Poster Presentation COSA-IPOS Joint Scientific Meeting 2012

Informational needs and deficits of Latinas diagnosed with breast cancer (#420)

Rosario Costas-Muniz 1 , Francesca Gany 1 , Julia Ramirez 1 , Thelma McNish 1 , Jennifer Leng 1 , Abraham Aragones 1
  1. Memorial Sloan Kettering Cancer Center, New York, NY, United States
BACKGROUND: There is limited research on the informational needs and deficits of Latino cancer patients. Patients’ knowledge levels influences their ability to participate actively in decision-making processes for medical care  and their ability to manage their condition to improve medical outcomes (Polacek, et al., 2007; Rust & Davis, 2011).
PURPOSE: This cross-sectional study explores the awareness of cancer staging of Latina breast cancer patients and examines what acculturative variables are associated with being unaware of cancer stage.

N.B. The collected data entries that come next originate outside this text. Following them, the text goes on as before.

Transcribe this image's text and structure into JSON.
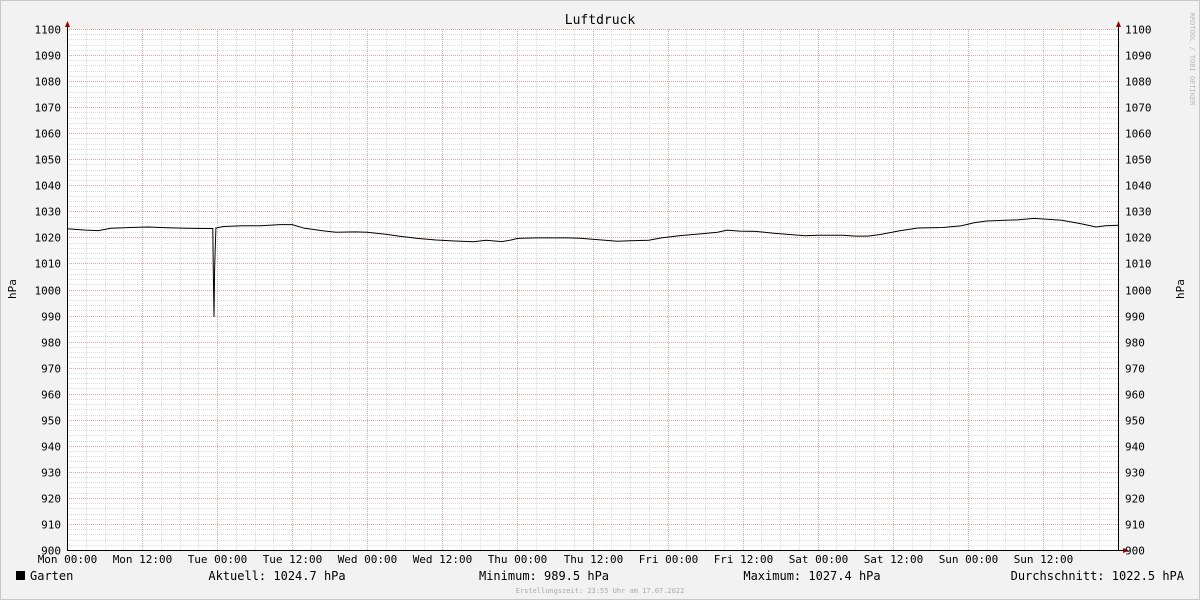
{
  "watermark": "RRDTOOL / TOBI OETIKER",
  "footer": {
    "created": "Erstellungszeit: 23:55 Uhr am 17.07.2022"
  },
  "legend": {
    "series_name": "Garten",
    "current": "Aktuell: 1024.7 hPa",
    "minimum": "Minimum: 989.5 hPa",
    "maximum": "Maximum: 1027.4 hPa",
    "average": "Durchschnitt: 1022.5 hPA"
  },
  "chart_data": {
    "type": "line",
    "title": "Luftdruck",
    "ylabel_left": "hPa",
    "ylabel_right": "hPa",
    "xlim_hours": [
      0,
      168
    ],
    "ylim": [
      900,
      1100
    ],
    "y_ticks": [
      900,
      910,
      920,
      930,
      940,
      950,
      960,
      970,
      980,
      990,
      1000,
      1010,
      1020,
      1030,
      1040,
      1050,
      1060,
      1070,
      1080,
      1090,
      1100
    ],
    "x_ticks": [
      {
        "h": 0,
        "label": "Mon 00:00"
      },
      {
        "h": 12,
        "label": "Mon 12:00"
      },
      {
        "h": 24,
        "label": "Tue 00:00"
      },
      {
        "h": 36,
        "label": "Tue 12:00"
      },
      {
        "h": 48,
        "label": "Wed 00:00"
      },
      {
        "h": 60,
        "label": "Wed 12:00"
      },
      {
        "h": 72,
        "label": "Thu 00:00"
      },
      {
        "h": 84,
        "label": "Thu 12:00"
      },
      {
        "h": 96,
        "label": "Fri 00:00"
      },
      {
        "h": 108,
        "label": "Fri 12:00"
      },
      {
        "h": 120,
        "label": "Sat 00:00"
      },
      {
        "h": 132,
        "label": "Sat 12:00"
      },
      {
        "h": 144,
        "label": "Sun 00:00"
      },
      {
        "h": 156,
        "label": "Sun 12:00"
      }
    ],
    "grid": true,
    "legend_position": "bottom",
    "series": [
      {
        "name": "Garten",
        "color": "#000000",
        "points": [
          [
            0,
            1023.3
          ],
          [
            3,
            1022.8
          ],
          [
            5,
            1022.6
          ],
          [
            7,
            1023.5
          ],
          [
            10,
            1023.8
          ],
          [
            13,
            1024.0
          ],
          [
            16,
            1023.7
          ],
          [
            19,
            1023.5
          ],
          [
            22.5,
            1023.4
          ],
          [
            23.3,
            1023.4
          ],
          [
            23.4,
            1004.0
          ],
          [
            23.5,
            989.5
          ],
          [
            23.6,
            1008.0
          ],
          [
            23.8,
            1023.6
          ],
          [
            25,
            1024.2
          ],
          [
            28,
            1024.5
          ],
          [
            31,
            1024.5
          ],
          [
            34,
            1024.9
          ],
          [
            36,
            1024.9
          ],
          [
            38,
            1023.5
          ],
          [
            41,
            1022.5
          ],
          [
            43,
            1022.0
          ],
          [
            46,
            1022.1
          ],
          [
            48,
            1022.0
          ],
          [
            51,
            1021.2
          ],
          [
            53,
            1020.5
          ],
          [
            56,
            1019.6
          ],
          [
            59,
            1019.0
          ],
          [
            62,
            1018.6
          ],
          [
            65,
            1018.3
          ],
          [
            67,
            1018.9
          ],
          [
            69.5,
            1018.4
          ],
          [
            71,
            1019.0
          ],
          [
            72,
            1019.6
          ],
          [
            75,
            1019.8
          ],
          [
            80,
            1019.8
          ],
          [
            82,
            1019.7
          ],
          [
            84,
            1019.3
          ],
          [
            86,
            1018.9
          ],
          [
            88,
            1018.5
          ],
          [
            90,
            1018.7
          ],
          [
            93,
            1018.9
          ],
          [
            95,
            1019.8
          ],
          [
            98,
            1020.7
          ],
          [
            101,
            1021.3
          ],
          [
            104,
            1022.0
          ],
          [
            105.5,
            1022.8
          ],
          [
            107.5,
            1022.4
          ],
          [
            110,
            1022.3
          ],
          [
            113,
            1021.6
          ],
          [
            116,
            1021.0
          ],
          [
            118,
            1020.6
          ],
          [
            120,
            1020.8
          ],
          [
            124,
            1020.8
          ],
          [
            126,
            1020.5
          ],
          [
            128,
            1020.5
          ],
          [
            130,
            1021.1
          ],
          [
            133,
            1022.5
          ],
          [
            136,
            1023.6
          ],
          [
            140,
            1023.8
          ],
          [
            143,
            1024.5
          ],
          [
            145,
            1025.6
          ],
          [
            147,
            1026.3
          ],
          [
            150,
            1026.6
          ],
          [
            152,
            1026.7
          ],
          [
            154.5,
            1027.3
          ],
          [
            157,
            1026.9
          ],
          [
            159,
            1026.6
          ],
          [
            162,
            1025.3
          ],
          [
            164.5,
            1024.0
          ],
          [
            166,
            1024.5
          ],
          [
            168,
            1024.7
          ]
        ]
      }
    ]
  }
}
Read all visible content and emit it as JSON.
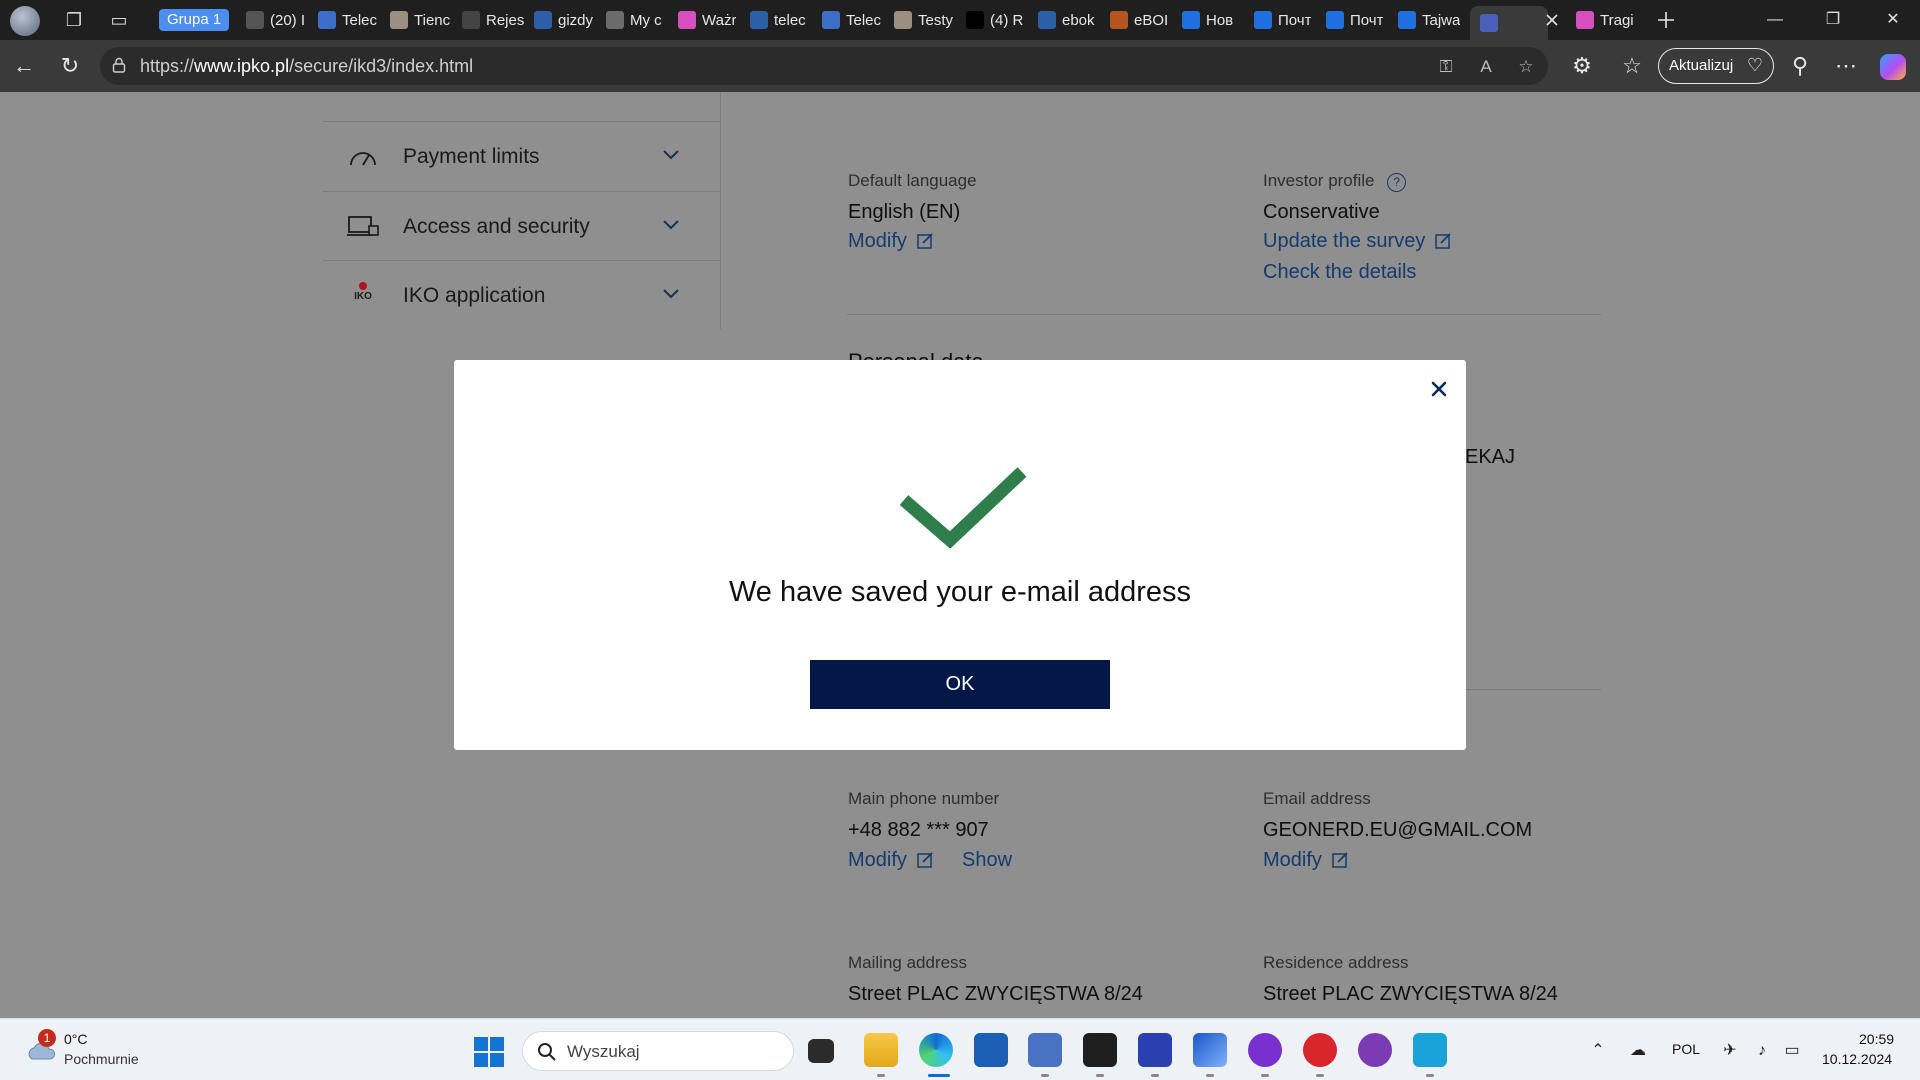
{
  "browser": {
    "group_label": "Grupa 1",
    "tabs": [
      {
        "title": "(20) I",
        "color": "#555555"
      },
      {
        "title": "Telec",
        "color": "#3b6fc9"
      },
      {
        "title": "Tienc",
        "color": "#9a8f80"
      },
      {
        "title": "Rejes",
        "color": "#444444"
      },
      {
        "title": "gizdy",
        "color": "#2b5fa8"
      },
      {
        "title": "My c",
        "color": "#6b6b6b"
      },
      {
        "title": "Ważr",
        "color": "#d64fbf"
      },
      {
        "title": "telec",
        "color": "#2b5fa8"
      },
      {
        "title": "Telec",
        "color": "#3b6fc9"
      },
      {
        "title": "Testy",
        "color": "#9a8f80"
      },
      {
        "title": "(4) R",
        "color": "#000000"
      },
      {
        "title": "ebok",
        "color": "#2b5fa8"
      },
      {
        "title": "eBOI",
        "color": "#b5541c"
      },
      {
        "title": "Нов",
        "color": "#1f6fe0"
      },
      {
        "title": "Почт",
        "color": "#1f6fe0"
      },
      {
        "title": "Почт",
        "color": "#1f6fe0"
      },
      {
        "title": "Tajwa",
        "color": "#1f6fe0"
      },
      {
        "title": "",
        "color": "#4a5fb8",
        "active": true
      },
      {
        "title": "Tragi",
        "color": "#d64fbf"
      }
    ],
    "address": {
      "prefix": "https://",
      "host": "www.ipko.pl",
      "path": "/secure/ikd3/index.html"
    },
    "update_label": "Aktualizuj"
  },
  "sidebar": {
    "items": [
      {
        "label": "Payment limits"
      },
      {
        "label": "Access and security"
      },
      {
        "label": "IKO application",
        "icon_text": "IKO"
      }
    ]
  },
  "settings": {
    "default_language": {
      "label": "Default language",
      "value": "English (EN)",
      "modify": "Modify"
    },
    "investor_profile": {
      "label": "Investor profile",
      "value": "Conservative",
      "update_link": "Update the survey",
      "details_link": "Check the details"
    },
    "personal_data_heading": "Personal data",
    "partial_name": "EKAJ",
    "main_phone": {
      "label": "Main phone number",
      "value": "+48 882 *** 907",
      "modify": "Modify",
      "show": "Show"
    },
    "email": {
      "label": "Email address",
      "value": "GEONERD.EU@GMAIL.COM",
      "modify": "Modify"
    },
    "mailing_address": {
      "label": "Mailing address",
      "line1": "Street PLAC ZWYCIĘSTWA 8/24"
    },
    "residence_address": {
      "label": "Residence address",
      "line1": "Street PLAC ZWYCIĘSTWA 8/24"
    }
  },
  "modal": {
    "message": "We have saved your e-mail address",
    "ok_label": "OK",
    "check_color": "#2e7d4a"
  },
  "taskbar": {
    "weather": {
      "badge": "1",
      "temp": "0°C",
      "desc": "Pochmurnie"
    },
    "search_placeholder": "Wyszukaj",
    "language": "POL",
    "time": "20:59",
    "date": "10.12.2024"
  },
  "colors": {
    "accent": "#031846",
    "link": "#143a6e"
  }
}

METHODS: A cross-sectional needs assessment was conducted with Latino patients in cancer centers of New York. The survey was provided in the patient’s preferred language. Descriptive statistics and logistic regression were conducted for the analysis.
RESULTS: One hundred and fourteen Latina breast cancer patients were recruited (age mean 55 years). Seventy-six per cent of the sample were monolingual in Spanish. Half of the patients were aware of their stage and 25% knew if their tumor had metastasized. After controlling for sociodemographic characteristics, being an immigrant with limited English proficiency (LEP) and monolingual in Spanish, were independently associated with both not knowing their stage and not knowing if they had metastatic cancer. Being unaware of the state of the tumor was also predicted by uninsured status, more recent immigration, needing interpretation for health care and having at least two comorbidities. Patients who were receiving chemotherapy were more likely to know whether their tumor had metastasized.
IMPLICATIONS: This study show considerably low levels of stage awareness among Latinas diagnosed with breast cancer. This lack of knowledge might adversely impact their treatment decisions and disease management. Further studies should focus on identifying why these patients lack this information and what other type of information they are missing. Patients may benefit from educational interventions aiming to empower patients to take a more active role and request more information about their disease.
  1. Polacek-Johnston, G. N. L., Ramos, M. C., & Ferrer, R. L. (2007). Breast cancer disparities and decision-making among U.S. women. Patient Education & Counseling, 65(2), 158-165.
  2. Rust, C., & Davis, C. (2011). Health literacy and medication adherence in underserved African-american breast cancer survivors: a qualitative study. Social Work in Health Care, 50(9), 739-761.
  3. Chen, Y. P., Tsang, N. M., Tseng, C. K., & Lin, S. Y. (2000). Causes of interruption of radiotherapy in nasopharyngeal carcinoma patients in Taiwan. Japanese Journal of Clinical Oncology, 30(5), 230-234.